Another option was keeping the kindergarten through third grade classes separate from the fourth through eighth grade students. Teachers present at the meeting said this would work with the current flow of the day and could be implemented if needed.

Working through the various options in the template, the board made the following decisions regarding the different points in Policy 1905:

• Teachers could facilitate meeting parents in the parking lot to increase physical distancing and limit unneeded exposure in the school.

• Masks are optional and will not be provided.

• Hand hygiene will be exercised at the arrival of school and as needed.

• Teachers and staff are authorized to take temperatures and would be something families would need to comply with to attend school in-person. Students exhibiting a temperature or other symptoms of sickness will be isolated until they can be picked up.

• The board removed the Vulnerable Individuals section. This eliminated the option for teachers and staff to telework should they return to in-person instruction. The staff in attendance agreed with that decision and added that the board and Rouse have made it clear to talk with them if there are issues.

The board voted 4-1 to implement Policy 1905 with amendments.

Potomac Greenough Community Center

Vann provided some history to the board on the relationship between the Potomac Greenough Community Center and the school based on meetings he attended with the Community Center board.

The Community Center is a 501(c)3 that leases the facility to the school for classroom space and activities. Vann said the rent the school pays is the Community Center’s main source of revenue outside of donations.

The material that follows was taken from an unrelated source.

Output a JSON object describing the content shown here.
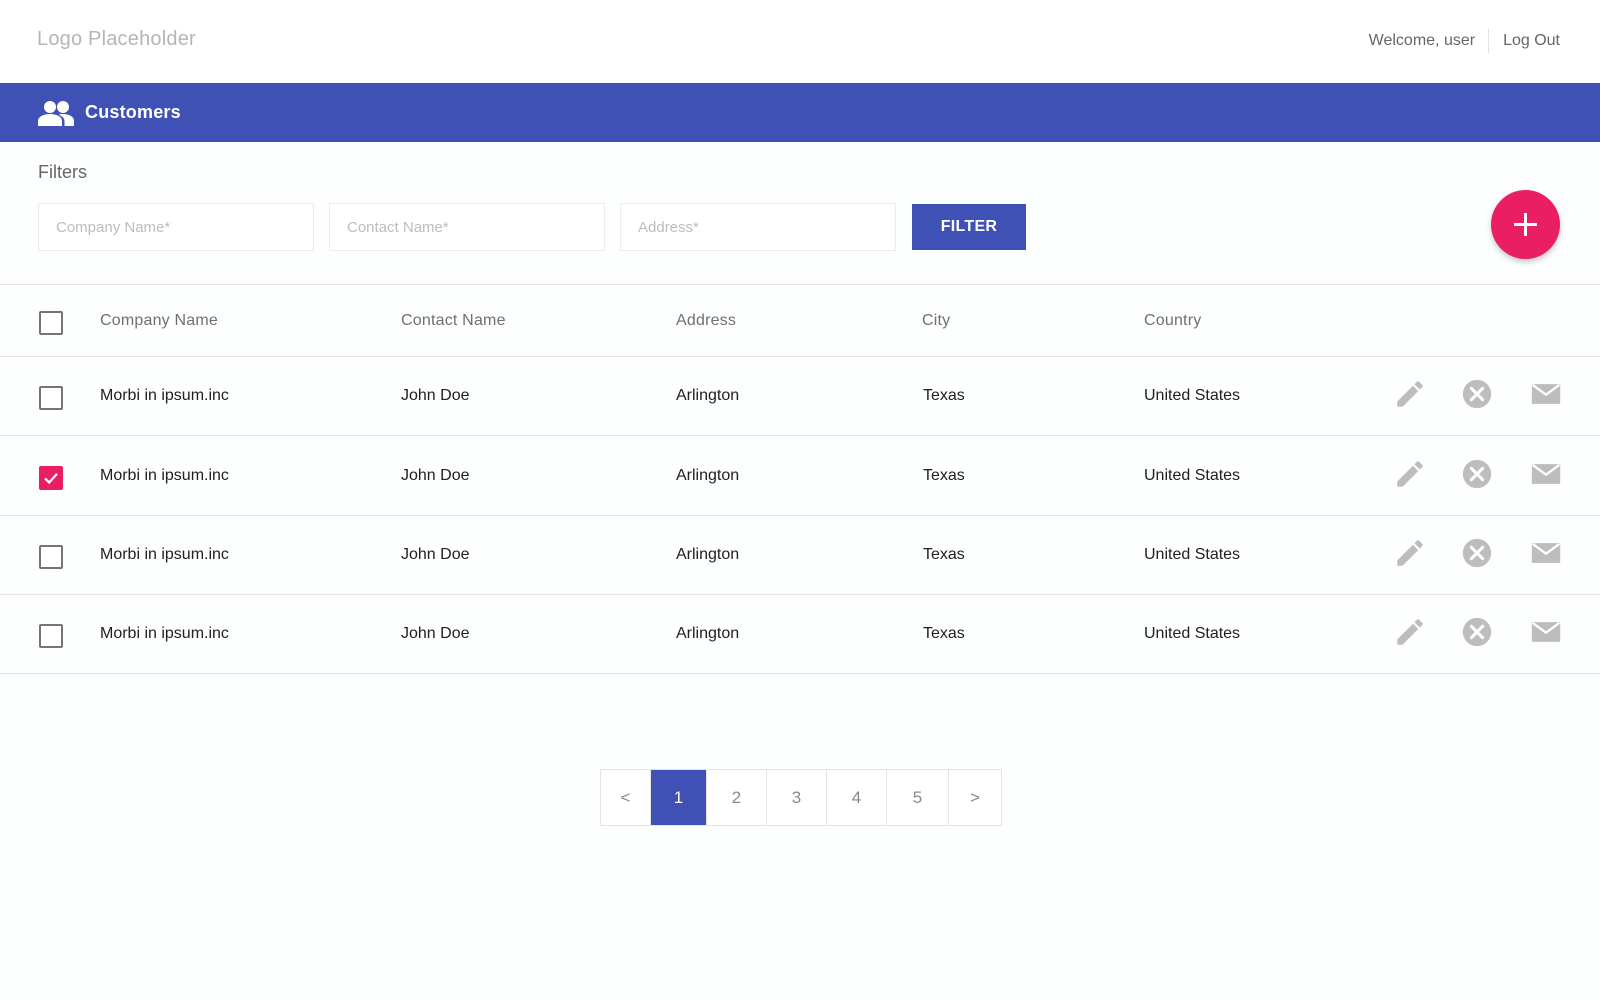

If the school were evicted they would have to run a levy towards building their own facility. The Community Center would have the option to rent the space out to someone else, potentially getting more money if they could find a renter.

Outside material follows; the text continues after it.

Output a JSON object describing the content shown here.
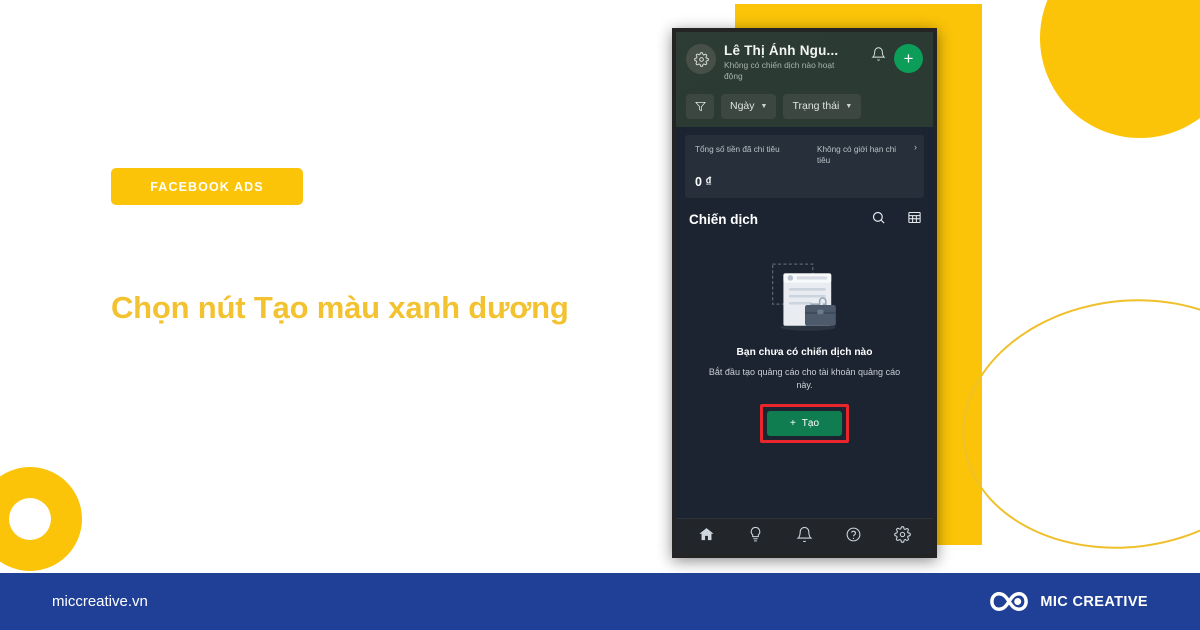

According to Vann four years ago the Community Center looked at the long-term maintenance needs for the building. They put together a 10-year plan and estimated that they needed roughly $15,400 per year to accomplish those upgrades.

“That was a huge sticker shock for [the Potomac School Board] three years ago, sitting at a lease of about $7,800,” said Vann. “It was essentially doubling.”

Vann said the school board refused to allow them to double the lease. They settled on a lease of $13,700 per year.

Vann said he and board member Kelsey Ployhar have met several times with the Community Center board and their board chair in an effort to work collaboratively with the budgets to get some of the big ticket upgrades completed including the roof, furnace and no maintenance metal siding on the building. Vann wants to change the conversation to more of a partnership than a business venture.

“We can’t function without that building and they can’t function without our funds,” said Vann.

When Vann asked the Community Center board what their top priority was they said replacing the siding would cost around $20,000. The lease agreement presented to the School Board was asking for $15,500. Vann and Ployhar recommended $14,400 as the middle ground with $10,000 as an addition to help pay half of the siding project.

“We can afford to take on a pretty good portion of that siding project. And this will help establish that olive branch on our end that says, let’s change the way we have this conversation…That requires a fair amount of trust. And I think somebody’s got to move first. I don’t want this to be here’s the lease price take it or leave it.”

The discussion continued that the school board’s intent with providing more funds to support the Community Center would be to preserve the building since they use it 90% of the time, not fund activities for the Community Center.

Vann brought up bullet N in the lease that would require the school to maintain the UV water treatment system. Vann said the system is dysfunctional and would need to be replaced, something he does not want to do because it is unnecessary. He asked the board to remove it from the lease.

The board approved the $14,400 lease with a $10,000 maintenance added for the 2020-2021 school year with bullet N removed.

In other business:

• The board approved installing a concrete, ADA accessible ramp in the front of the main building using general funds.